Glycoproteins play a very important role in the field of biopharmaceuticals. Usually, glycoproteins contain oligosaccharides linked to proteins in the form of N or O, but glycopeptide bonds are very sensitive to enzymatic hydrolysis, which limits their metabolic stability. In addition, O-glycoprotein synthesis assembly is easily inhibited due to the elimination of the glycosyl moiety. Click chemistry can overcome the instability of synthesis and metabolism, so the use of click chemistry in the synthesis of glycoproteins is very suitable for Rutjes et al. to synthesize triazole sugar amino acids under mild conditions by using azido amino acids and alkyne glycosides through click reactions. And the yield is higher. Chemoselective alkyne group substitution of cysteine thiols by Macmillan and Blanc demonstrates the compatibility of click chemistry and native chemical strategies. Westermann et al. combined click chemistry with ring-closing metathesis to prepare a macrocyclic glycolipid mimic library.

5. Biological probes and microarrays

Functionalized planes play an important role in today's biotechnology, such as applications in sugar, DNA or protein microarrays, biosensors, or microfluidic devices; while efficient triazole linkages are very suitable for modifying organic or inorganic surfaces, Therefore, a lot of click chemistry methods for modifying substrate planes have been reported in recent years. Glycoarrays are a high-performance means for screening hemagglutinin proteins. Wong's group first used click chemistry to construct glycosyl microarrays, to develop an achievable, high-performance screening method for the identification of hemagglutinin-like proteins. Among them, azide-modified galactose undergoes a cycloaddition reaction with hydrophobic acrylamide under the catalysis of CuI/DIPEA at room temperature, and then acrylamide is attached to the polystyrene carrier in a non-covalent manner. Experiments showed that D-galactoside-bound ricin B hemagglutinin protein could be successfully screened by glycan array. Wong's group also reported a non-covalent sugar array using click chemistry as the main immobilization approach, which can be used for high-efficiency screening of Fuc-T inhibitors. To develop a more stable high-efficiency screening program.
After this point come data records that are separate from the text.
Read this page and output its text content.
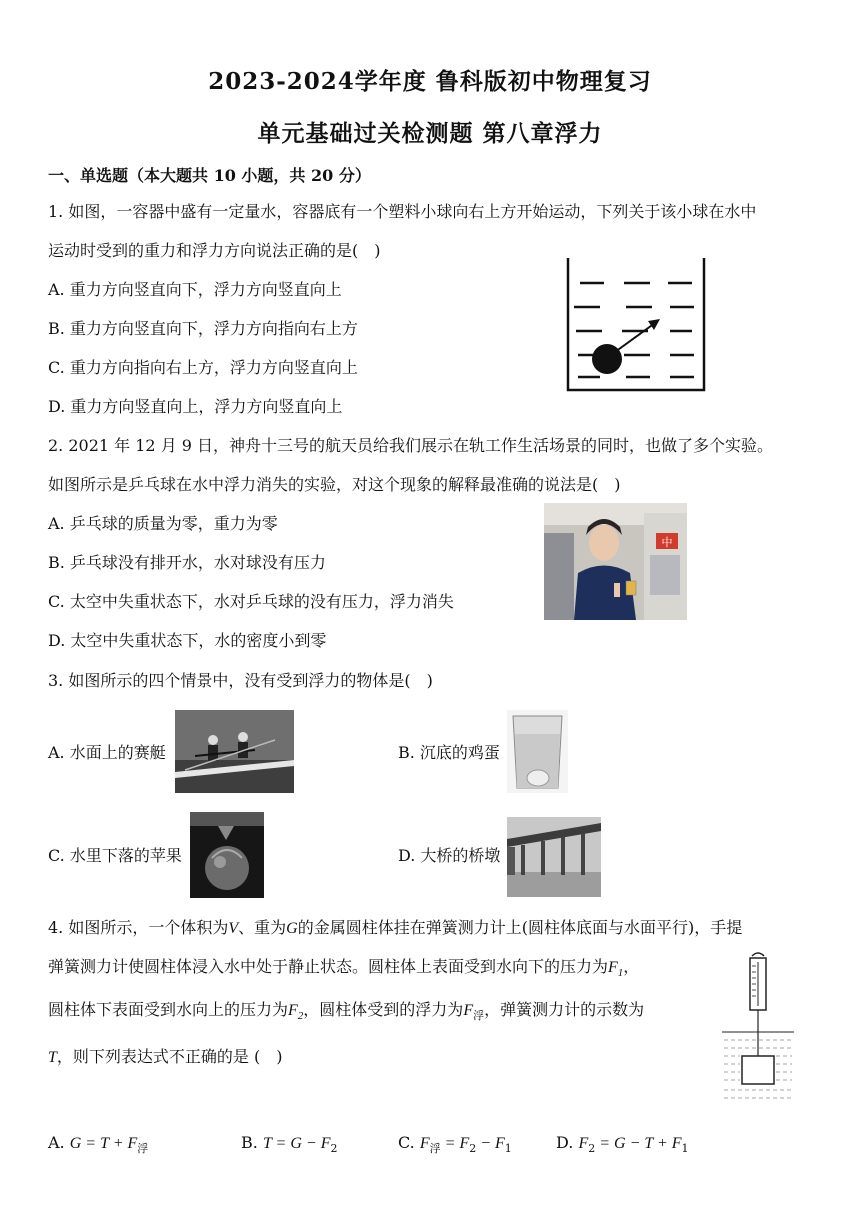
2023-2024学年度 鲁科版初中物理复习
单元基础过关检测题 第八章浮力
一、单选题（本大题共 10 小题，共 20 分）
1. 如图，一容器中盛有一定量水，容器底有一个塑料小球向右上方开始运动，下列关于该小球在水中
运动时受到的重力和浮力方向说法正确的是(　)
A. 重力方向竖直向下，浮力方向竖直向上
B. 重力方向竖直向下，浮力方向指向右上方
C. 重力方向指向右上方，浮力方向竖直向上
D. 重力方向竖直向上，浮力方向竖直向上
2. 2021 年 12 月 9 日，神舟十三号的航天员给我们展示在轨工作生活场景的同时，也做了多个实验。
如图所示是乒乓球在水中浮力消失的实验，对这个现象的解释最准确的说法是(　)
A. 乒乓球的质量为零，重力为零
B. 乒乓球没有排开水，水对球没有压力
C. 太空中失重状态下，水对乒乓球的没有压力，浮力消失
D. 太空中失重状态下，水的密度小到零
中
3. 如图所示的四个情景中，没有受到浮力的物体是(　)
A. 水面上的赛艇	B. 沉底的鸡蛋
C. 水里下落的苹果	D. 大桥的桥墩
4. 如图所示，一个体积为V、重为G的金属圆柱体挂在弹簧测力计上(圆柱体底面与水面平行)，手提
弹簧测力计使圆柱体浸入水中处于静止状态。圆柱体上表面受到水向下的压力为$F_1$，
圆柱体下表面受到水向上的压力为$F_2$，圆柱体受到的浮力为$F_浮$，弹簧测力计的示数为
T，则下列表达式不正确的是 (　)
A. $G = T + F_浮$	B. $T = G - F_2$	C. $F_浮 = F_2 - F_1$	D. $F_2 = G - T + F_1$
6. Immunofluorescence Detection

Sun Dan et al. reported a new immunofluorescence labeling method and its application in autofluorescence detection. First, two key compounds, 6-azido-hexanoic acid succinimide active ester and 4-ethynyl-IV-ethyl-1,8-naphthalimide, were synthesized, and the synthesized 6-azide -Coupling of hexanoic acid succinimide active ester with the free amino group of anti-her2 antibody Anti—HPl5 to obtain azide IgG; subsequent ionization of 4-ethynyl-N-ethyl-1,8-naphthalimide by copper The alkynyl group in and the azide group of the labeled antibody were click chemically reacted. At the same time, the NHS-FITC and NHS-Rhodamine labeled antibodies were used as positive controls to measure the sensitivity of the labeling method, and the results were comparable to the positive controls. Then, the detection limit of staining at the cellular level can reach 0.1 μg, and the results show that the azide-labeled antibody can be effectively applied to immunofluorescence staining analysis. Finally, the laser confocal three-channel composite fluorescence analysis method was used to study different labeling methods and their corresponding immunofluorescence chromogenic methods and confirmed that the antibodies labeled by this method can be used simultaneously with other immunofluorescence techniques without interfering with each other. In this study, by developing a new antibody labeling technique, a new immunofluorescence antibody analysis method was established, and the application verification was carried out at the cellular level, which enriched the immunofluorescence antibody detection methods. This method has development potential and broad application prospects in future immune research.